4. Why not tracing-first¶

Mastra now has a substantial observability story:

logs
traces
Studio metrics
experiment comparison in Studio

That is real, but it is still the wrong first wedge.

Why:

it would look too similar to earlier trace and telemetry lanes
it would blur product observability semantics into evidence semantics
it would miss the narrower reliability surface Mastra now documents through scorers and experiments
it would underuse the fact that Mastra itself is moving away from “evals” as a generic label and toward a scorer pipeline with explicit output shaping

The cleaner first wedge is:

one artifact derived from a scorer result
one bounded experiment-item context
one bounded dataset version reference
optional short reason text only if the chosen sample shape naturally carries it

This keeps P14 reviewable, current, and clearly distinct from trace-first interop.

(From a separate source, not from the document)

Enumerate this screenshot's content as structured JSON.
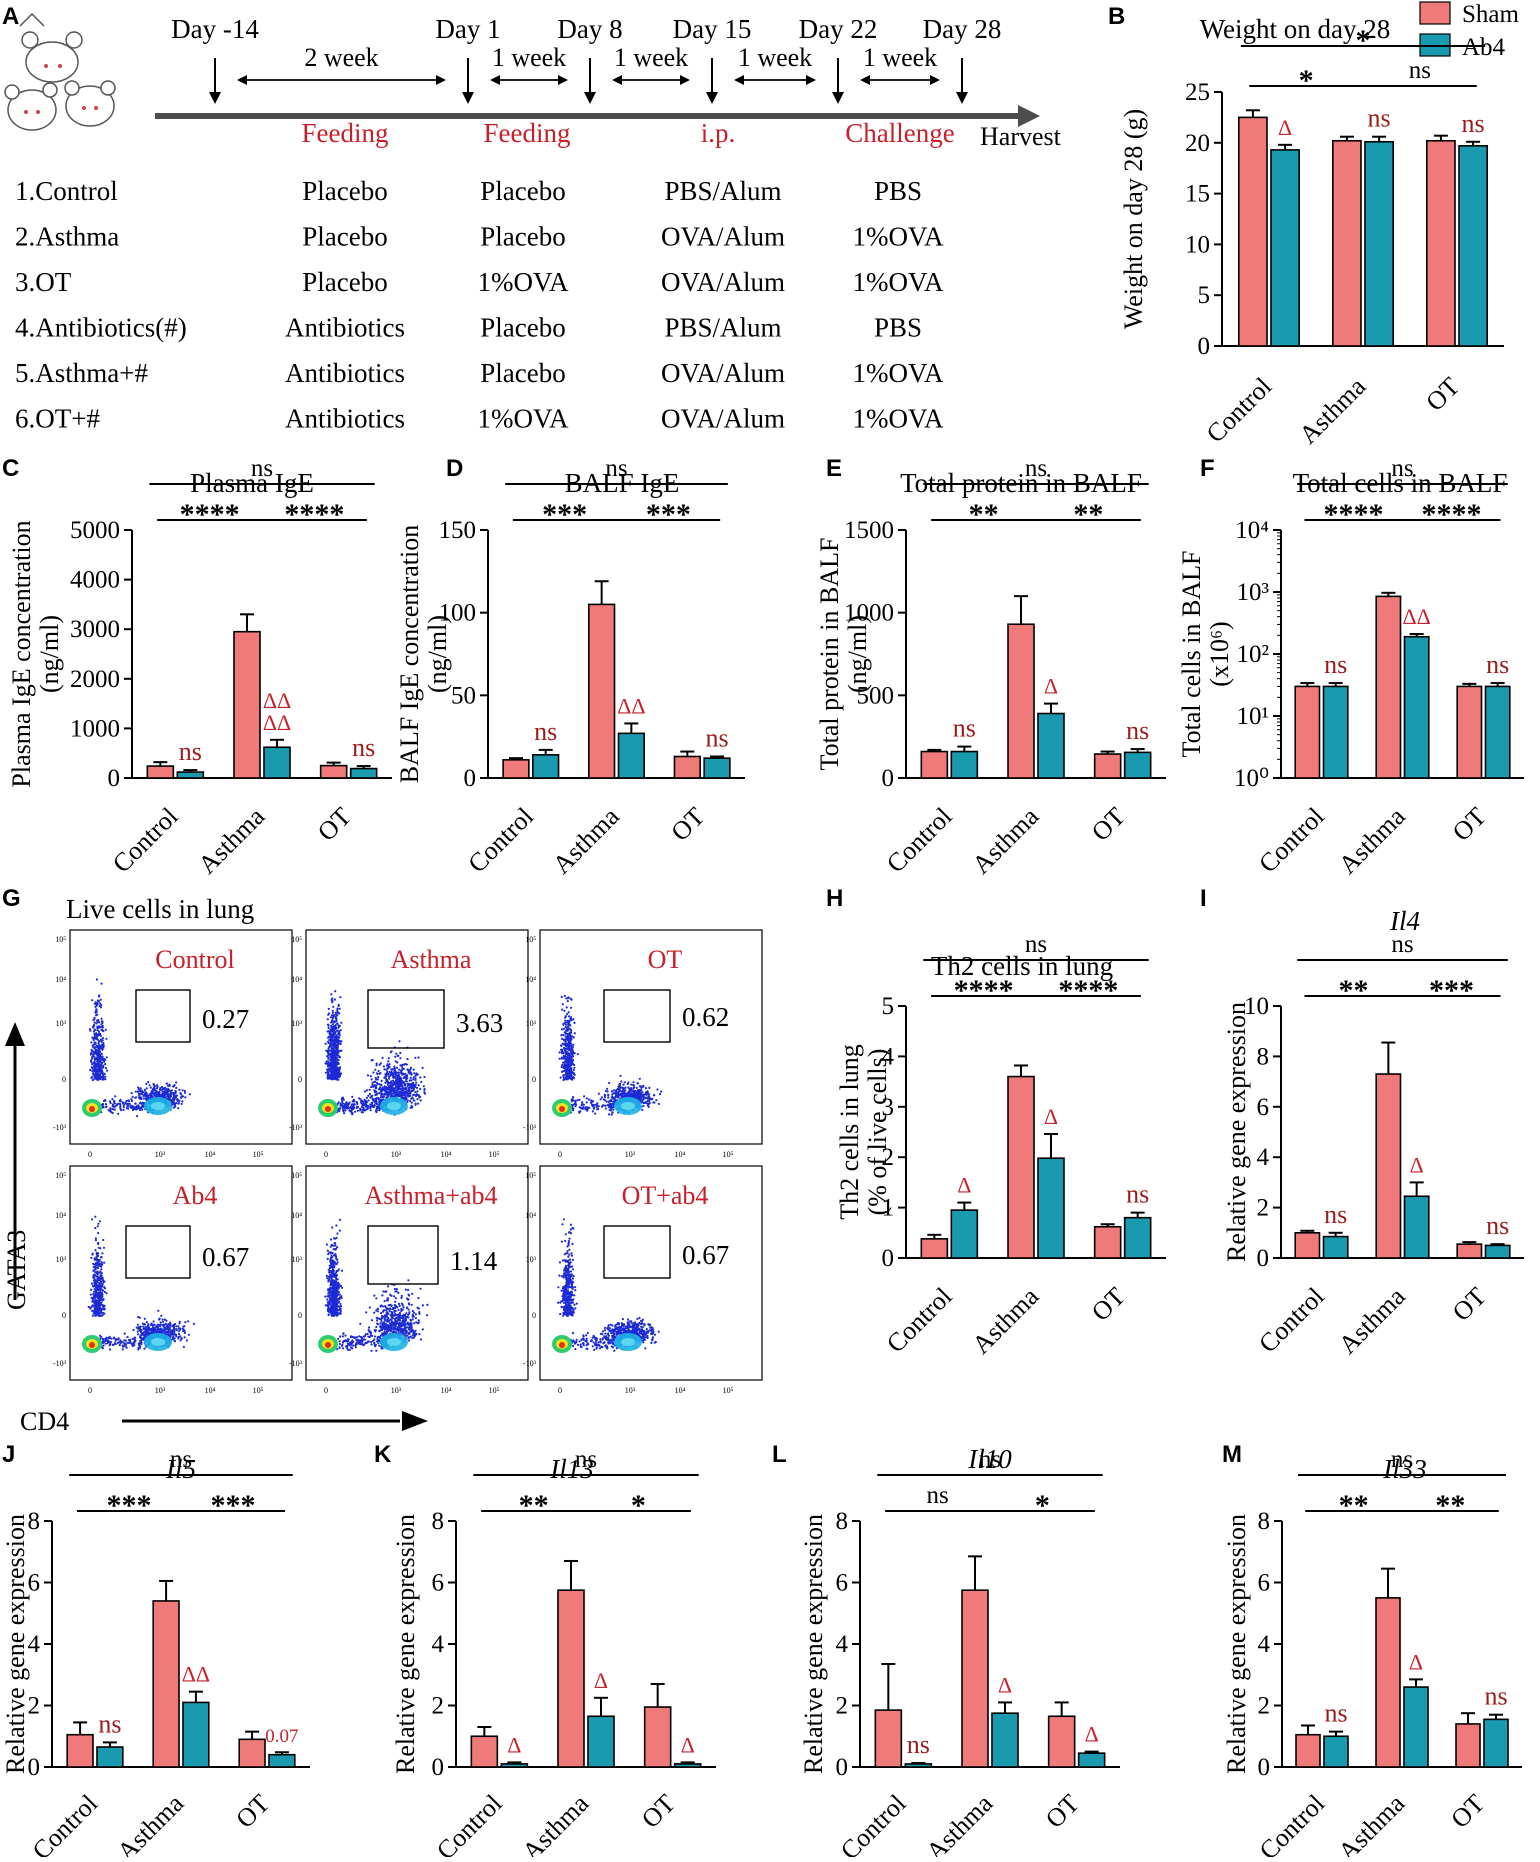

5. Why not legacy evals-first¶

Mastra still documents the older evals API, but the docs now explicitly label it as legacy and point readers to the newer scorer system.

That matters for the plan.

The first seam should not be:

legacy evals wiring
old metric objects as the primary artifact
CI screenshots or dashboard screenshots

The first seam should instead align with Mastra’s current direction:

scorer-first
experiment-aware
dataset-version-aware
bounded result artifact

That keeps the lane honest relative to upstream’s actual 2026 trajectory.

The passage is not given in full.